The invention pertains to a vacuum coating system with a housing in which several processing stations are provided, at least one of which is equipped with a sputter cathode, the system also being provided with transport carts, each carrying at least one substrate holder in or parallel to the coating plane into which at least one substrate can be inserted, and which, in the area of the substrate, has an opening which exposes the area to be coated.
Vacuum coating systems of the type described above are known as in-line sputtering systems and are used in particular for the coating of glasses with indium-tin oxide (ITO), SiO.sub.2, or Ta.sub.2 O.sub.5 for display technology.
In known vacuum coating systems of a different design, sputter-etching is used to clean the substrates.
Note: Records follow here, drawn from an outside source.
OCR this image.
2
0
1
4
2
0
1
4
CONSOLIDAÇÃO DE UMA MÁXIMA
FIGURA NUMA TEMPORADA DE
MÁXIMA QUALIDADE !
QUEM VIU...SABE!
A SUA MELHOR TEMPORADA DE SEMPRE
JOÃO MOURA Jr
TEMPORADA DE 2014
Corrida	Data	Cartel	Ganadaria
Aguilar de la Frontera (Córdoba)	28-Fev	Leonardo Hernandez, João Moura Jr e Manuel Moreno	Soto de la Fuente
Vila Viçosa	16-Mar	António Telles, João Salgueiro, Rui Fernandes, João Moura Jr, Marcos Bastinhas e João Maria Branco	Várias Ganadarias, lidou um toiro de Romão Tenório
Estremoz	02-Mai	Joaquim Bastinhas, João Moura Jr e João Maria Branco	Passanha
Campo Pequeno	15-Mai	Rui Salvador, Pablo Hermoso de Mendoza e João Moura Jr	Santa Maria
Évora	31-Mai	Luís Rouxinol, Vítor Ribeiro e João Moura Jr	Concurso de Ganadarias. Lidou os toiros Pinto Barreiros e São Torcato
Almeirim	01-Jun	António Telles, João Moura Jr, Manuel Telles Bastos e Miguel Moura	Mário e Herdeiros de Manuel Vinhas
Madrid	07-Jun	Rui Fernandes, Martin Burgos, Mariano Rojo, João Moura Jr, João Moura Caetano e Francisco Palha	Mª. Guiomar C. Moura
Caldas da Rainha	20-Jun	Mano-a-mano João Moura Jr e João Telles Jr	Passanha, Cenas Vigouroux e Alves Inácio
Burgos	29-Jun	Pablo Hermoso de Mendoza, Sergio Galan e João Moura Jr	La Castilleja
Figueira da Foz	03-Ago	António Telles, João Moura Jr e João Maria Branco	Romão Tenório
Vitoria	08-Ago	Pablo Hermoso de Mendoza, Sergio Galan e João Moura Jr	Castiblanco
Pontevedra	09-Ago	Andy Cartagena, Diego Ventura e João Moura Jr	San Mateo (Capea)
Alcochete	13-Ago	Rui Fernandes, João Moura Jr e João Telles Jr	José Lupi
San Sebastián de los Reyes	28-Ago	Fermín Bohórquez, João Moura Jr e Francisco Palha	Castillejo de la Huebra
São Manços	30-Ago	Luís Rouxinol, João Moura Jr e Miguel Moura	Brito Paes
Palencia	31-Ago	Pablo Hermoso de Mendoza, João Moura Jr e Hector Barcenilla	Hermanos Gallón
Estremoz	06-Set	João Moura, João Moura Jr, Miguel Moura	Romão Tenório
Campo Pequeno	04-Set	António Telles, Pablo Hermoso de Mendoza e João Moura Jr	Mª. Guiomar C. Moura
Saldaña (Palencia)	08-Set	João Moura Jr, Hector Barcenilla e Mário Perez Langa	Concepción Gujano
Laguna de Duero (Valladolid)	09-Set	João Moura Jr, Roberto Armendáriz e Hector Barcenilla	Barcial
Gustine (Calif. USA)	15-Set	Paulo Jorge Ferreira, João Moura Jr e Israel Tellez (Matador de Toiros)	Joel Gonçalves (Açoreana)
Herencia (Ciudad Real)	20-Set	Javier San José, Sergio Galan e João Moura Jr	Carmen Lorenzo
In this case, it is not the cathode with the target but rather the electrically nonconductive substrate which is exposed to high-frequency energy. A plasma is thus formed at the substrate, and this plasma removes oxide layers and impurities from the surface. In the case of electrically conductive substrates, the substrate material is treated with high-frequency energy by applying the high frequency to the substrate holder, which is designed as an open frame. When the substrates are not electrically conductive, however, the substrate holders must have a closed surface behind the substrates, because otherwise no etching action would be achievable on the nonconductive substrates.
A closed surface of this type, however, cannot be realized when a substrate heater must be installed behind the substrates. A heater is advantageous, for example, when glasses are to be coated with indium-tin oxide by sputtering. This creates the dilemma that, for the process of sputter etching, the area behind the substrates must be closed, but for the process of heating the substrate during sputtering, this area must remain open.